A ideia do projeto surgiu após a herdeira estudar sobre assembleias de cidadãos, um instrumento democrático em ascensão na Europa. A falta de justiça na cobrança de impostos levou Engelhorn a buscar uma forma mais igualitária de compartilhar sua riqueza, refletindo sobre a necessidade de uma redistribuição mais equitativa na sociedade.
Após anunciar o projeto em janeiro, a resposta foi imediata, com mais de 1400 inscrições entre 10 mil pessoas sorteadas para participar. Esse engajamento surpreendente demonstra o interesse da população em participar de decisões que envolvem a distribuição de recursos financeiros.
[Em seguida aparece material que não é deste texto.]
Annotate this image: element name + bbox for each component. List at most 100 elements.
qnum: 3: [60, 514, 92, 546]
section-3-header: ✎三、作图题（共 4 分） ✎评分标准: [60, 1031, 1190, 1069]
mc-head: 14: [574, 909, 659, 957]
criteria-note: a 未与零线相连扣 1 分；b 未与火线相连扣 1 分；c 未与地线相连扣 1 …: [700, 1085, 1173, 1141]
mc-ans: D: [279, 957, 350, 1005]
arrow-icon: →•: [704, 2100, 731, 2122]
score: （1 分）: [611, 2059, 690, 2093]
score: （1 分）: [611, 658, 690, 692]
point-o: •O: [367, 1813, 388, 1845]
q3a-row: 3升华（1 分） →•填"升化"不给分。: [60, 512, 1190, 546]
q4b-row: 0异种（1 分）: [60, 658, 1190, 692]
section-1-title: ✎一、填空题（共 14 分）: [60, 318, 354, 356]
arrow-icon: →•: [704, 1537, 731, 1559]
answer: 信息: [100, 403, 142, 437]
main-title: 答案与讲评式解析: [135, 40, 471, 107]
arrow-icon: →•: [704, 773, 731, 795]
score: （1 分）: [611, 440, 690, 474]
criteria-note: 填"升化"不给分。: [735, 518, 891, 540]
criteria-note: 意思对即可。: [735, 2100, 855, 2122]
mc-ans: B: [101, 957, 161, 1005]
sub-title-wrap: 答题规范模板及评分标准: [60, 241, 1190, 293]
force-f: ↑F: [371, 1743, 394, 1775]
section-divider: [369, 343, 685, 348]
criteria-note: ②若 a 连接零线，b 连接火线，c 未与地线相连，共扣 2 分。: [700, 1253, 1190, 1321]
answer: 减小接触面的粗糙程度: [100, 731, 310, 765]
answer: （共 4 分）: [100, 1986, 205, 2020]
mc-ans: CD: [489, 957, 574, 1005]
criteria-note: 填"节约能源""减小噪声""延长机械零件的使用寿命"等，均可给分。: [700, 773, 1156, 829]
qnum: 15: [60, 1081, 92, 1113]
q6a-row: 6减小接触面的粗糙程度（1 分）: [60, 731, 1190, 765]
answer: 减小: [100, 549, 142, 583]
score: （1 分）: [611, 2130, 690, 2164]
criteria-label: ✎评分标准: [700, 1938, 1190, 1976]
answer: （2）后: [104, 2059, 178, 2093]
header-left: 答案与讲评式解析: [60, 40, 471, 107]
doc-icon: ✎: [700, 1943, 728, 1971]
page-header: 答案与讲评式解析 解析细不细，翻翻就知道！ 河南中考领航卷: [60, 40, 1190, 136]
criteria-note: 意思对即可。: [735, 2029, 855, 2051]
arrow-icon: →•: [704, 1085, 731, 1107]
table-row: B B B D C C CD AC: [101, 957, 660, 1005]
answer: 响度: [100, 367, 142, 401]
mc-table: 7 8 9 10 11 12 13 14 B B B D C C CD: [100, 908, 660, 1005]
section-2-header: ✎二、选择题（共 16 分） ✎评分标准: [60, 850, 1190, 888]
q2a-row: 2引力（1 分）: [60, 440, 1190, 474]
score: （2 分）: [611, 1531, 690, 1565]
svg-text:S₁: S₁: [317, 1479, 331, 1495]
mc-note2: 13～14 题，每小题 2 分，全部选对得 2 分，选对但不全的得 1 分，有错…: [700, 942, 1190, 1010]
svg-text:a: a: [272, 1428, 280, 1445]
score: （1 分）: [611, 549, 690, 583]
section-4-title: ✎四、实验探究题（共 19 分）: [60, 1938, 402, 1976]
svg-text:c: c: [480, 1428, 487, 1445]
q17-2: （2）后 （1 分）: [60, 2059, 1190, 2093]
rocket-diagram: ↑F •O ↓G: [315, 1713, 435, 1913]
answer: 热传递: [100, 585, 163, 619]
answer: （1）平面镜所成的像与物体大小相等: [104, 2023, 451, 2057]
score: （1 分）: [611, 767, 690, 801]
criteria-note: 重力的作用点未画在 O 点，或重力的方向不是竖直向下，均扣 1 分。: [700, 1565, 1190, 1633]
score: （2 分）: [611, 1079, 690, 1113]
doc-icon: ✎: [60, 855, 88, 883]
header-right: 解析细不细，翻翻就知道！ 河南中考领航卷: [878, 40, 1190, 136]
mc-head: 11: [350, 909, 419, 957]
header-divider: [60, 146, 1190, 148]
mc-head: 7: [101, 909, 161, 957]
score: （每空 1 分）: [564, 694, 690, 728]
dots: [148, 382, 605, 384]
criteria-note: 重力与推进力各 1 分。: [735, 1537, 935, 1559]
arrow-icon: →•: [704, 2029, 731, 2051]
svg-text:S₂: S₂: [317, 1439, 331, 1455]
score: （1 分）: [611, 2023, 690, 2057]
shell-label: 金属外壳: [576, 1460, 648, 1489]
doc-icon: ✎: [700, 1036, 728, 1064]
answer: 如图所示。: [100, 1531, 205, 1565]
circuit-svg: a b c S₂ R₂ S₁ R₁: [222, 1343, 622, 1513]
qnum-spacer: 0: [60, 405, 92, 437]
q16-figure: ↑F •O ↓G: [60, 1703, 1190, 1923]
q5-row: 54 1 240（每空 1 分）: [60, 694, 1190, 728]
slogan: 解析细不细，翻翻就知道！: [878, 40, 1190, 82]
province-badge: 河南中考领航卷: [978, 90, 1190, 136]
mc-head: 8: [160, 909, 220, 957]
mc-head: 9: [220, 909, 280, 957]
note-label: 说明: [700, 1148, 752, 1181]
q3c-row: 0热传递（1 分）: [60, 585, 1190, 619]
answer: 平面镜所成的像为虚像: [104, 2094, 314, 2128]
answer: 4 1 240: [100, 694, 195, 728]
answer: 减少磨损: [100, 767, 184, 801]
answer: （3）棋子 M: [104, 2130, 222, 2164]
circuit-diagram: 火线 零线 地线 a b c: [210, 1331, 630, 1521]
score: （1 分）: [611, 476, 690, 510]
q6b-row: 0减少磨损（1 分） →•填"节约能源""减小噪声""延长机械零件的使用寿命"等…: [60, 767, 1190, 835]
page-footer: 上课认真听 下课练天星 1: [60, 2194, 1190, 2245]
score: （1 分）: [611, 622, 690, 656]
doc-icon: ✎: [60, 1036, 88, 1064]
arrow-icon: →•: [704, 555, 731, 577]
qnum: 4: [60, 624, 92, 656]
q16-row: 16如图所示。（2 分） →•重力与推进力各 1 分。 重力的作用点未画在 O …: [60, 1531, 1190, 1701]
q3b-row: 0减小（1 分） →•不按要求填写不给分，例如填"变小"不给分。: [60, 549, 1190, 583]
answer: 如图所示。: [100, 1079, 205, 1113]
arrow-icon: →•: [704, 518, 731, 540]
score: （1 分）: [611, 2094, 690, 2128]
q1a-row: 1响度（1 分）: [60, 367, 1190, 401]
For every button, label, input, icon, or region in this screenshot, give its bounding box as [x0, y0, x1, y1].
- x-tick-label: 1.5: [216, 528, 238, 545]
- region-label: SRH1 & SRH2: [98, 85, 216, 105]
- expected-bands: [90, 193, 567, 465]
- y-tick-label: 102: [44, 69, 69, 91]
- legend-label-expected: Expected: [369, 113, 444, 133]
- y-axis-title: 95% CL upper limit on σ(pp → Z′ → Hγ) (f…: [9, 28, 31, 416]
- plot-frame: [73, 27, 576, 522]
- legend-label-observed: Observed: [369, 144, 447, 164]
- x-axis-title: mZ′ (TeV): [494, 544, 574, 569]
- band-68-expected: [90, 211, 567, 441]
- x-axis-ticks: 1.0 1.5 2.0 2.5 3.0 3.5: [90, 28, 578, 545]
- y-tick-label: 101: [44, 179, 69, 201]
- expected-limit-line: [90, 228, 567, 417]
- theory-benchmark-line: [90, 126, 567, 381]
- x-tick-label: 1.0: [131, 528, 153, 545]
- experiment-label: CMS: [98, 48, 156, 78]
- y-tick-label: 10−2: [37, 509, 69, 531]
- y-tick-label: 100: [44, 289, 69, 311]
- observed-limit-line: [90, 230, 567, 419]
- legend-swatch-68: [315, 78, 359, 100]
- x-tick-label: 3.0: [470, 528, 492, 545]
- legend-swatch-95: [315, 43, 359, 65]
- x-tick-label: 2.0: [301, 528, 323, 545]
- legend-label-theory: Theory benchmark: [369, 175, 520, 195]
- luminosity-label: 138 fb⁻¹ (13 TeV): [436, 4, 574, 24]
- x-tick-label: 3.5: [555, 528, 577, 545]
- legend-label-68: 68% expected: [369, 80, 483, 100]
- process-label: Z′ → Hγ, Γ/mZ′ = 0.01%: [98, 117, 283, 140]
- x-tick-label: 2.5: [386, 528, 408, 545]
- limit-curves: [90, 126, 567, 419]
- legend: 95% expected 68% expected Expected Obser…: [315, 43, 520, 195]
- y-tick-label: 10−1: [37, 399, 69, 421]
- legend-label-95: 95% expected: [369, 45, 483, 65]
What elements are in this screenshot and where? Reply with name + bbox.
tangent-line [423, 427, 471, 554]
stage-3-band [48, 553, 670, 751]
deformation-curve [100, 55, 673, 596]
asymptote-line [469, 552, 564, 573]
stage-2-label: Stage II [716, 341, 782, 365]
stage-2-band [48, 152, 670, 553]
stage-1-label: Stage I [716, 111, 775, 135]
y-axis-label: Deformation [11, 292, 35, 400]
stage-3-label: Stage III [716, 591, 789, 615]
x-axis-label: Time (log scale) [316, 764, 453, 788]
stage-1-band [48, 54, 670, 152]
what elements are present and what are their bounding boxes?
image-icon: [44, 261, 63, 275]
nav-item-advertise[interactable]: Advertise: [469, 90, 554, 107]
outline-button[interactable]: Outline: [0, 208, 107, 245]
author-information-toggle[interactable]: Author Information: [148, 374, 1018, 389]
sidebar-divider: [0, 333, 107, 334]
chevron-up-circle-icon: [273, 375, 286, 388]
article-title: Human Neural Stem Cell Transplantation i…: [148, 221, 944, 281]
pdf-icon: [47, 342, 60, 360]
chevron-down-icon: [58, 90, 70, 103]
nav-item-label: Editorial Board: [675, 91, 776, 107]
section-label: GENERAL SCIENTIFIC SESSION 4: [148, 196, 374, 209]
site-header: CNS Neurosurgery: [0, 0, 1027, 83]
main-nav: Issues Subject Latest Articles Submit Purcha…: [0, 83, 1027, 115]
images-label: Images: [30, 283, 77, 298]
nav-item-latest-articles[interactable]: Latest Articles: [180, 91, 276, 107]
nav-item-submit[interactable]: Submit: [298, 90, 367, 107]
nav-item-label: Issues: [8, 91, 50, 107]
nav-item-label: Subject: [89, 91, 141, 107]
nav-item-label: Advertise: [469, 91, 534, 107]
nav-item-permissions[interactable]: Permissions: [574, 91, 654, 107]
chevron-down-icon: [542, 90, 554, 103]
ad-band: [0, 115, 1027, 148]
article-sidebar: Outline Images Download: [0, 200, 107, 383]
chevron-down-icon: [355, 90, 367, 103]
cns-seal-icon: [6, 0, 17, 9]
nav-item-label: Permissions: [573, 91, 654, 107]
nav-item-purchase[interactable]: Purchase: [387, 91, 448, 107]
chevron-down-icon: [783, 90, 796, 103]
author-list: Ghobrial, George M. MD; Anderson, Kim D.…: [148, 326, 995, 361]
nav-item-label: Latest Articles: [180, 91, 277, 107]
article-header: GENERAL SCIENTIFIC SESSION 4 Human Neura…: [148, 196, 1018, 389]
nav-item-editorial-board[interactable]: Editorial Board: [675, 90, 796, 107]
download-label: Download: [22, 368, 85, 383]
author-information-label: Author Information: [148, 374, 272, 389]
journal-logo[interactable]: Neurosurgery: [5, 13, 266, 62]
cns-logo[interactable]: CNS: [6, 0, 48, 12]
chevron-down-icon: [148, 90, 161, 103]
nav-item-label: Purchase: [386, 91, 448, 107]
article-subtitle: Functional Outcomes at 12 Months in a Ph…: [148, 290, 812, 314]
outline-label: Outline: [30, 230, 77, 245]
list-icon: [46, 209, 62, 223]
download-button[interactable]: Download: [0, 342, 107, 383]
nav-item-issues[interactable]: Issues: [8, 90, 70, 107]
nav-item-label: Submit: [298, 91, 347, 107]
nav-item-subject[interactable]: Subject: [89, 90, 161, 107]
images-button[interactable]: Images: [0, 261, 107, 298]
O projeto prevê seis reuniões até junho, nas quais os participantes discutirão a destinação dos 25 milhões de euros. A expectativa é que o “Conselho do Bem” estabeleça um precedente para outras iniciativas semelhantes, inspirando mudanças na concepção de valores e na forma como a riqueza é compartilhada.
Ao doar sua fortuna e instigar debates sobre desigualdade econômica, Marlene Engelhorn marca um novo caminho para os herdeiros de grandes fortunas. Sua abordagem inovadora busca regular a concentração de poder e promover uma distribuição mais justa da riqueza, questionando práticas fiscais e filantrópicas tradicionais.
O projeto liderado por Engelhorn promete ser um marco na discussão sobre a redistribuição de riqueza, contribuindo para a conscientização da população e inspirando mudanças significativas na forma como a sociedade encara o tema.